A film was produced in the same manner as in Comparative Example 1, except that the preheating temperature was 171 ° C, the elongation temperature was 160 ° C, and the heat treatment temperature was 165 ° C. Will gather The properties of the propylene resin and the physical properties of the obtained film are shown in Table 1, Table 2, and Table 3.

(Comparative Example 3)

Biaxial stretching was attempted in the same manner as in Example 1 except that "NOVATEC ^TM PP SA03" (MFR = 30 g/10 min) manufactured by Polypropylene Co., Ltd., Japan, and a longitudinal extension temperature of 130 ° C were used. When the transverse stretch is broken, the film cannot be obtained.

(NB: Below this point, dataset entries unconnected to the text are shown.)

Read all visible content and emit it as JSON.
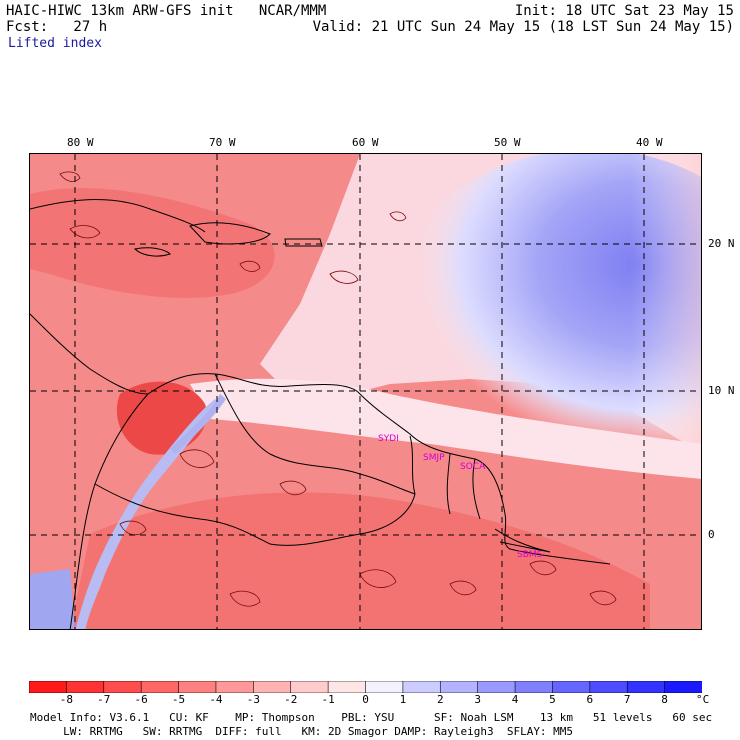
{
  "header": {
    "title": "HAIC-HIWC 13km ARW-GFS init   NCAR/MMM",
    "init": "Init: 18 UTC Sat 23 May 15",
    "fcst": "Fcst:   27 h",
    "valid": "Valid: 21 UTC Sun 24 May 15 (18 LST Sun 24 May 15)",
    "field": "Lifted index"
  },
  "map": {
    "lon_labels": [
      "80 W",
      "70 W",
      "60 W",
      "50 W",
      "40 W"
    ],
    "lat_labels": [
      "20 N",
      "10 N",
      "0"
    ],
    "stations": [
      "SYDI",
      "SMJP",
      "SOCA",
      "SBMS"
    ]
  },
  "colorbar": {
    "unit": "°C",
    "labels": [
      "-8",
      "-7",
      "-6",
      "-5",
      "-4",
      "-3",
      "-2",
      "-1",
      "0",
      "1",
      "2",
      "3",
      "4",
      "5",
      "6",
      "7",
      "8"
    ],
    "colors": [
      "#ff1a1a",
      "#ff3333",
      "#ff4d4d",
      "#ff6666",
      "#ff8080",
      "#ff9999",
      "#ffb3b3",
      "#ffcccc",
      "#ffe6e6",
      "#f2f2ff",
      "#ccccff",
      "#b3b3ff",
      "#9999ff",
      "#8080ff",
      "#6666ff",
      "#4d4dff",
      "#3333ff",
      "#1a1aff"
    ]
  },
  "footer": {
    "line1": "Model Info: V3.6.1   CU: KF    MP: Thompson    PBL: YSU      SF: Noah LSM    13 km   51 levels   60 sec",
    "line2": "     LW: RRTMG   SW: RRTMG  DIFF: full   KM: 2D Smagor DAMP: Rayleigh3  SFLAY: MM5"
  }
}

As is apparent from the above examples, the biaxially oriented polypropylene film of the present invention has a high crystal fraction of α2 type and excellent heat resistance.

[Industrial availability]

The biaxially stretched polypropylene film of the present invention can be widely used for packaging applications and industrial applications, and is particularly suitable for heat sealing applications, printing processes, and the like at high temperatures because of excellent heat resistance and dimensional stability.

Moreover, since it is high in heat resistance, it can be dried at a high temperature during drying of coating or printing, and it is possible to improve production efficiency and use a coating agent, an ink, a laminate adhesive, or the like which has been difficult to use in the past.

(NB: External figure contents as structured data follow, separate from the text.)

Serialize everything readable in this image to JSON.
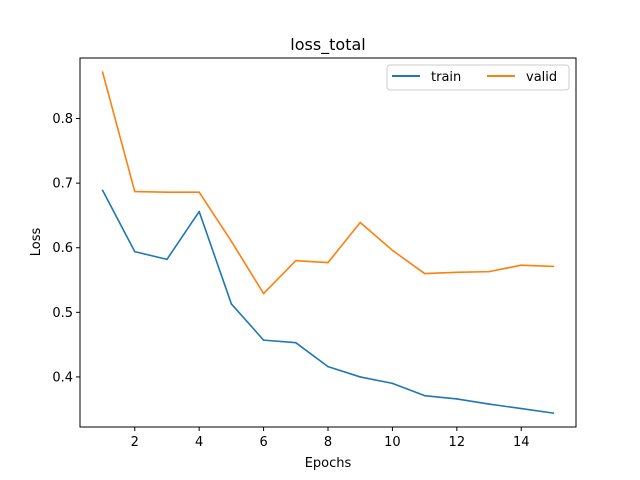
{
  "chart_data": {
    "type": "line",
    "title": "loss_total",
    "xlabel": "Epochs",
    "ylabel": "Loss",
    "xlim": [
      0.3,
      15.7
    ],
    "ylim": [
      0.3225,
      0.8937
    ],
    "xticks": [
      2,
      4,
      6,
      8,
      10,
      12,
      14
    ],
    "yticks": [
      0.4,
      0.5,
      0.6,
      0.7,
      0.8
    ],
    "grid": false,
    "legend": {
      "placement": "top-right",
      "columns": 2
    },
    "x": [
      1,
      2,
      3,
      4,
      5,
      6,
      7,
      8,
      9,
      10,
      11,
      12,
      13,
      14,
      15
    ],
    "series": [
      {
        "name": "train",
        "color": "#1f77b4",
        "values": [
          0.689,
          0.594,
          0.582,
          0.656,
          0.513,
          0.457,
          0.453,
          0.416,
          0.4,
          0.39,
          0.371,
          0.366,
          0.358,
          0.351,
          0.344
        ]
      },
      {
        "name": "valid",
        "color": "#ff7f0e",
        "values": [
          0.872,
          0.687,
          0.686,
          0.686,
          0.61,
          0.529,
          0.58,
          0.577,
          0.639,
          0.596,
          0.56,
          0.562,
          0.563,
          0.573,
          0.571
        ]
      }
    ]
  }
}
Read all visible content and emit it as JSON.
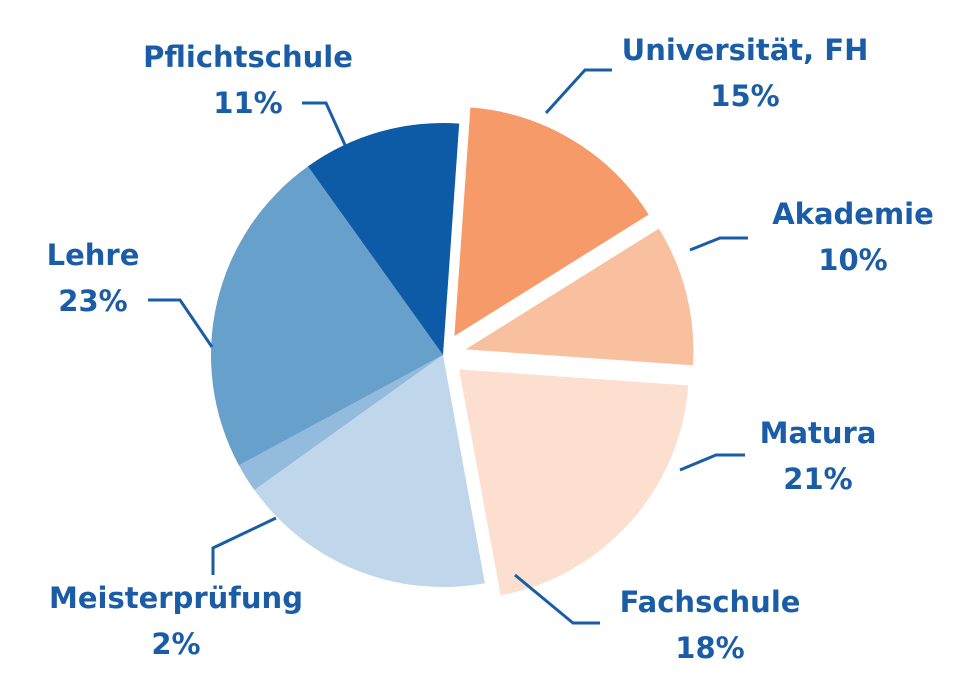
{
  "chart_data": {
    "type": "pie",
    "title": "",
    "colors": {
      "text": "#1a5da6",
      "leader": "#1a5da6"
    },
    "slices": [
      {
        "label": "Universität, FH",
        "value_label": "15%",
        "value": 15,
        "color": "#f59a68",
        "exploded": true
      },
      {
        "label": "Akademie",
        "value_label": "10%",
        "value": 10,
        "color": "#f8c09f",
        "exploded": true
      },
      {
        "label": "Matura",
        "value_label": "21%",
        "value": 21,
        "color": "#fcdfcf",
        "exploded": true
      },
      {
        "label": "Fachschule",
        "value_label": "18%",
        "value": 18,
        "color": "#c0d7eb",
        "exploded": false
      },
      {
        "label": "Meisterprüfung",
        "value_label": "2%",
        "value": 2,
        "color": "#93bbdd",
        "exploded": false
      },
      {
        "label": "Lehre",
        "value_label": "23%",
        "value": 23,
        "color": "#68a0cc",
        "exploded": false
      },
      {
        "label": "Pflichtschule",
        "value_label": "11%",
        "value": 11,
        "color": "#0d5ba6",
        "exploded": false
      }
    ]
  }
}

Furthermore, it is also applicable to an insulating film such as a capacitor or a generator, a back sheet of a solar cell, a barrier film of an inorganic oxide, or a base film of a transparent conductive film such as ITO.

Claims (5)

A biaxially stretched polypropylene film characterized in that the α2 type crystal amount measured by solid state NMR is 23% or more of all crystals, and the density is 0.910 g/cm ³ or more, which is measured by a differential scanning calorimeter (DSC). The melting point is 168 ° C or higher, the heat shrinkage ratio at 150 ° C is 15% or less, and the haze is 6% or less. The biaxially stretched polypropylene film of claim 1, wherein the lower limit of the mesogenic pentad sequence fraction of the polypropylene resin constituting the film is 96%, and the lower limit of the face alignment coefficient of the film is 0.0125. The biaxially stretched polypropylene film of claim 1 or 2, wherein the upper limit of the amount of the copolymerized monomer of the polypropylene resin constituting the film is 0.1 mol%. The biaxially stretched polypropylene film according to claim 1 or 2, wherein the polypropylene resin constituting the film has a xylene soluble component of 7% by mass or less. The biaxially stretched polypropylene film of claim 3, wherein the polypropylene resin constituting the film has a xylene soluble component of 7% by mass or less.